Hydrogen clathrate hydrates as a potential hydrogen storage material

Recent synthetic activities involving hydrogen clathrate hydrates raised the prospect of utilizing them as an alternative storage material for hydrogen fuel. The current work is a starting point for future studies of hydrogen occupancy of hydrogen clathrate hydrate and its stability. We present studies of the structural and thermal properties of a hydrogen molecule dissolved in liquid water and their possible implication for the hydrogen storage in clathrate hydrates. The radial distribution function, coordination number and coordination number distribution are calculated using different representations of the interatomic forces within molecular dynamics, Monte Carlo and ab initio molecular dynamics simulation frameworks. Although structural details differ in the radial distribution functions generated from the different force fields, all approaches agree that the average and most probable number of water molecules occupying the inner hydration sphere around hydrogen is 16. Furthermore, we estimate the hydrogen hydration free energy. In addition, we will present the quantum mechanical studies of the hydrogen occupancy in single clathrate hydrate cages.   

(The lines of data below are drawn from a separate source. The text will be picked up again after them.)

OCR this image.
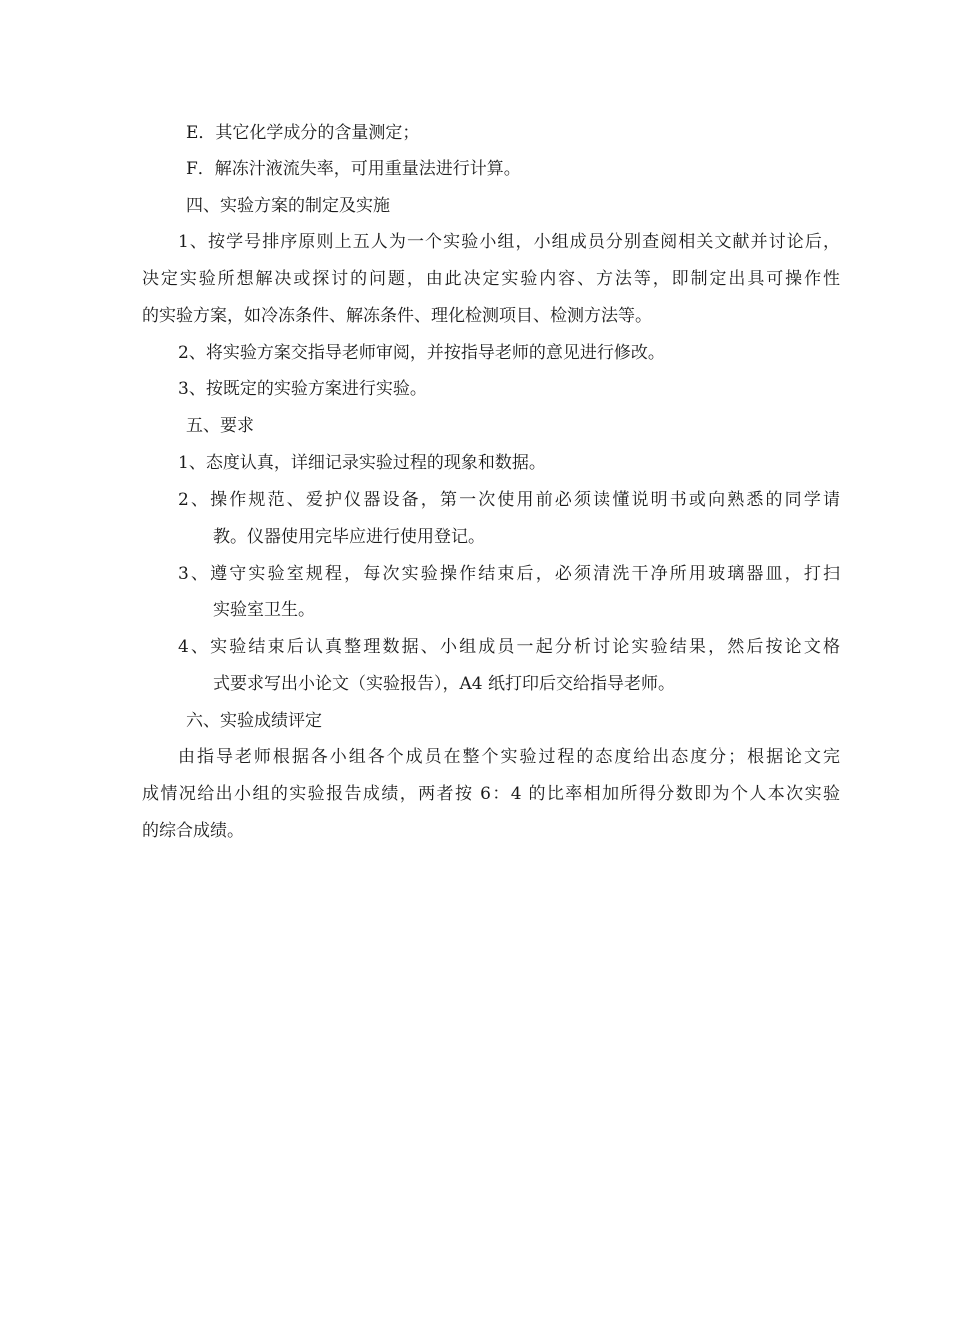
E．其它化学成分的含量测定；
F．解冻汁液流失率，可用重量法进行计算。
四、实验方案的制定及实施
1、按学号排序原则上五人为一个实验小组，小组成员分别查阅相关文献并讨论后，
决定实验所想解决或探讨的问题，由此决定实验内容、方法等，即制定出具可操作性
的实验方案，如冷冻条件、解冻条件、理化检测项目、检测方法等。
2、将实验方案交指导老师审阅，并按指导老师的意见进行修改。
3、按既定的实验方案进行实验。
五、要求
1、态度认真，详细记录实验过程的现象和数据。
2、操作规范、爱护仪器设备，第一次使用前必须读懂说明书或向熟悉的同学请
教。仪器使用完毕应进行使用登记。
3、遵守实验室规程，每次实验操作结束后，必须清洗干净所用玻璃器皿，打扫
实验室卫生。
4、实验结束后认真整理数据、小组成员一起分析讨论实验结果，然后按论文格
式要求写出小论文（实验报告），A4 纸打印后交给指导老师。
六、实验成绩评定
由指导老师根据各小组各个成员在整个实验过程的态度给出态度分；根据论文完
成情况给出小组的实验报告成绩，两者按 6：4 的比率相加所得分数即为个人本次实验
的综合成绩。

Clathrate hydrates studied by diffraction and vibrational spectroscopy.

Clathrate hydrate structures are a potentially viable method for hydrogen storage (Mao and Mao 2004). For simple hydrogen-water clathrates, low temperatures ($<$150 K) or high pressures ($>$2 kbar) are needed for stability. We investigated, using inelastic neutron spectroscopy, the hydrogen storage character of a clathrate of hydrogen with the addition of tetrahydrofuran as a promoter molecule. The addition of tetrahydrofuran allows the formation of the clathrate structure at elevated temperature and decreased pressure as compared to the hydrogen clathrate (Lee, et al. 2005). In addition we have examined the higher pressure clathrate forms at lower temperatures. High pressure diamond anvil work has allowed Raman and x-ray spectroscopy on novel clathrate environments. Analysis these model compounds will assist in future investigations to additional clathrate compounds. \newline Lee, Huen, et al. ``Tuning Clathrate Hydrates for Hydrogen Storage.'' \textit{Nature} 434 (April 2005): 743-746. Mao, Wendy, and Ho-kwang Mao. ``Hydrogen Storage in Molecular Compounds.'' \textit{Proceedings of the National Academy of Sciences} 101, no. 3 (2004): 708-710.